The typical supercenter is about 185,000 square feet, according to Walmart’s website. It employs about 350 people and provides groceries along with specialty shops such as a vision center and brand-name restaurants.

Another smaller option for the property could be a neighborhood market, which sells groceries, pharmaceuticals and general merchandise, according to the website.

This option is smaller at 42,000 square feet, but only about 95 employees hired.

Still, according to Walmart’s website, Georgia does not have any of these neighborhood markets in any part of the state.

In fact, the most popular type of Walmart in Georgia is a supercenter with 136 in Georgia already.

A far second is a discount store. Georgia has four of them.

Walmart discount stores are typically 108,000 square feet and employ about 225 associates. They sell family apparel, automotive products, hardware and sporting goods.

Groceries are not part of this list, according to the website.

By comparison, Athens Hardware Company on North Thomas Street, a store that could be in direct competition with Walmart, employs 12 people total.

Tron suggested the retailer downtown could be a Walmart Express store — the smallest version of the retailer.

This new concept for a Walmart opened last June in Northwest Arkansas. The store is about 15,000 square feet and offers groceries and general merchandise.

The website does not say how many people these stores employ.

One of the first two Walmart Express stores is located in Gentry, Arkansas — a town with a population of a little more than 3,000 people, according to the 2010 census.

Athens, by comparison, has a population of more than 116,000 people, also according to the census.

But Athens also has one of the highest poverty rates in the country.

According to the 2000 census, about 30 percent of Athens residents live below the poverty level.

So, critics of the Walmart say jobs are needed, but the quality of jobs is more important than the quantity of jobs.

In a February Athens-Clarke County Commission meeting, supporters of the Walmart said it pays about $11.10 an hour. Critics argued it was more like $7.50 an hour, and Walmart’s website claims the average hourly wage of full-time associates is about $12.43 per hour.

Glassdoor.com, a website that gathers employment data, said the average hourly wage for a Walmart in the Atlanta area is $8.13. Glassdoor gets its information from anonymous reports on the website.

The minimum wage is $7.50 an hour.

By comparison, the Lay Z Shopper on East Clayton Street sells similar items to Walmart such as groceries, some hardware supplies and other convenience items. It pays its employees about $8 per hour.

Even if wages were the same, some critics still say Walmart jobs don’t have the same quality as other downtown jobs.

But Tron disagreed.

He said in order for a shopping center, such as the one Selig proposes, shopping centers need a niche market to succeed.
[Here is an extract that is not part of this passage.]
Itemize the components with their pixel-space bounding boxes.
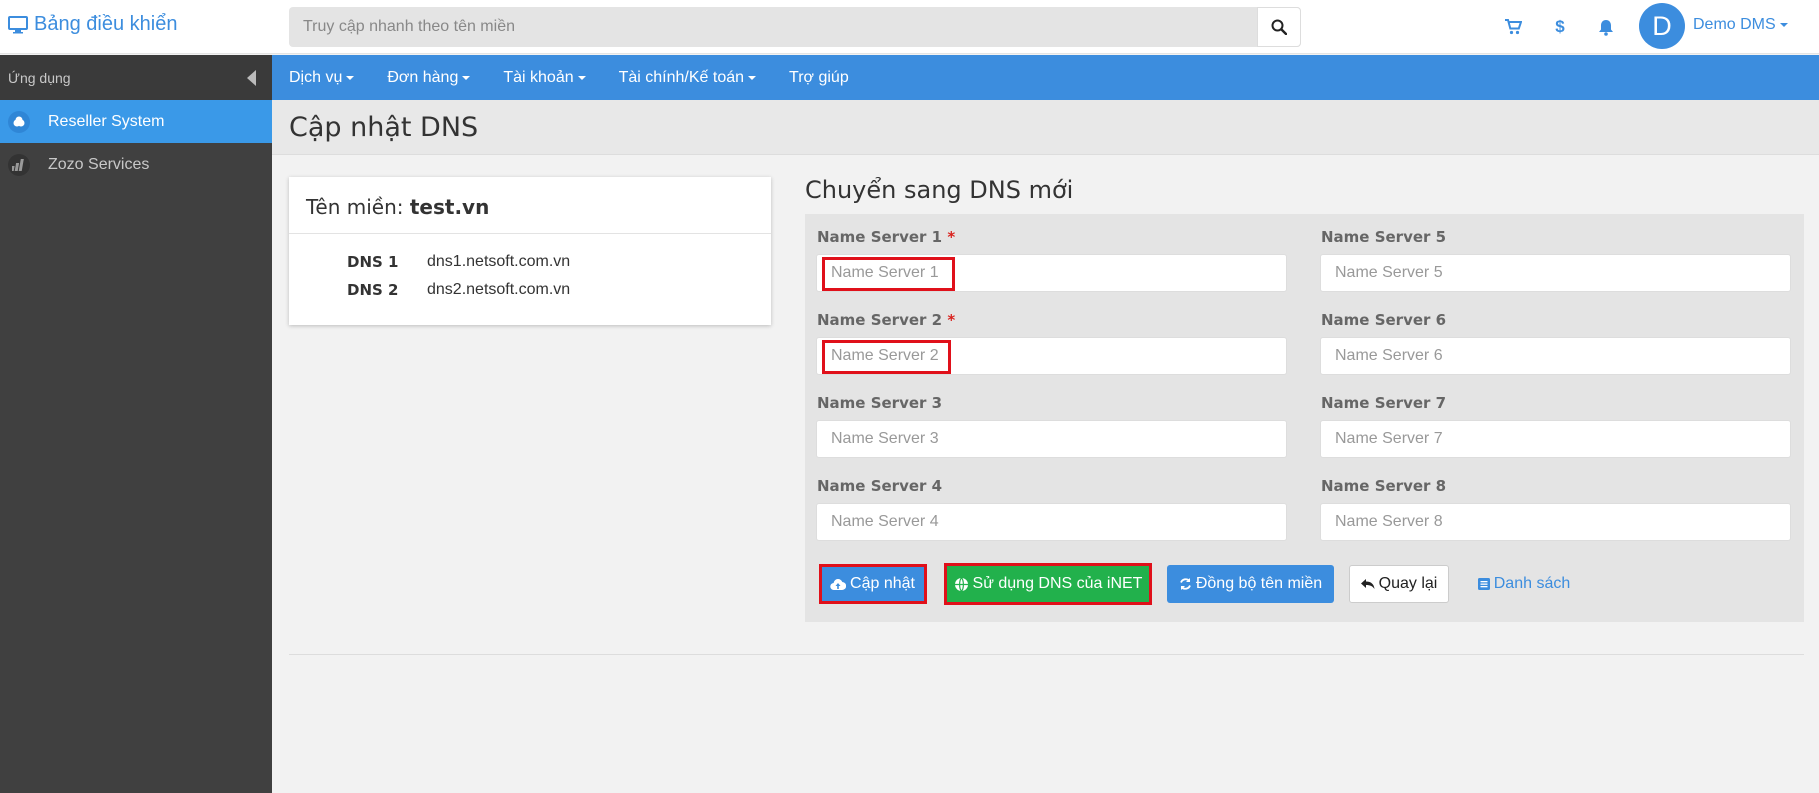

“Usually the way the developers will look at it is if they see a niche or a need for this particular shopping center or this particular retail format that it will work harmoniously with other centers or other retailers in that area,” he said.

Hull doesn’t believe Walmart will harmonize with downtown.

He said it would strip originality from downtown — taking with it many customers who come to downtown for the experience.

Tron did not agree.

“And there are consumers that are much more content with the sort of mom and pop downtown,” he said. “I think both of those could actually end up working hand in hand.”

As far as employment, this may be the case.

Hull, who has worked at The Grill for 11 years, said he was not afraid of losing his employees to a possible Walmart.

He said the type of people working at the Athens-staple restaurant; do so for a reason — they serve a niche.

“I don’t think any of our employees would go the Walmart route,” he said. “It’s just not our style.”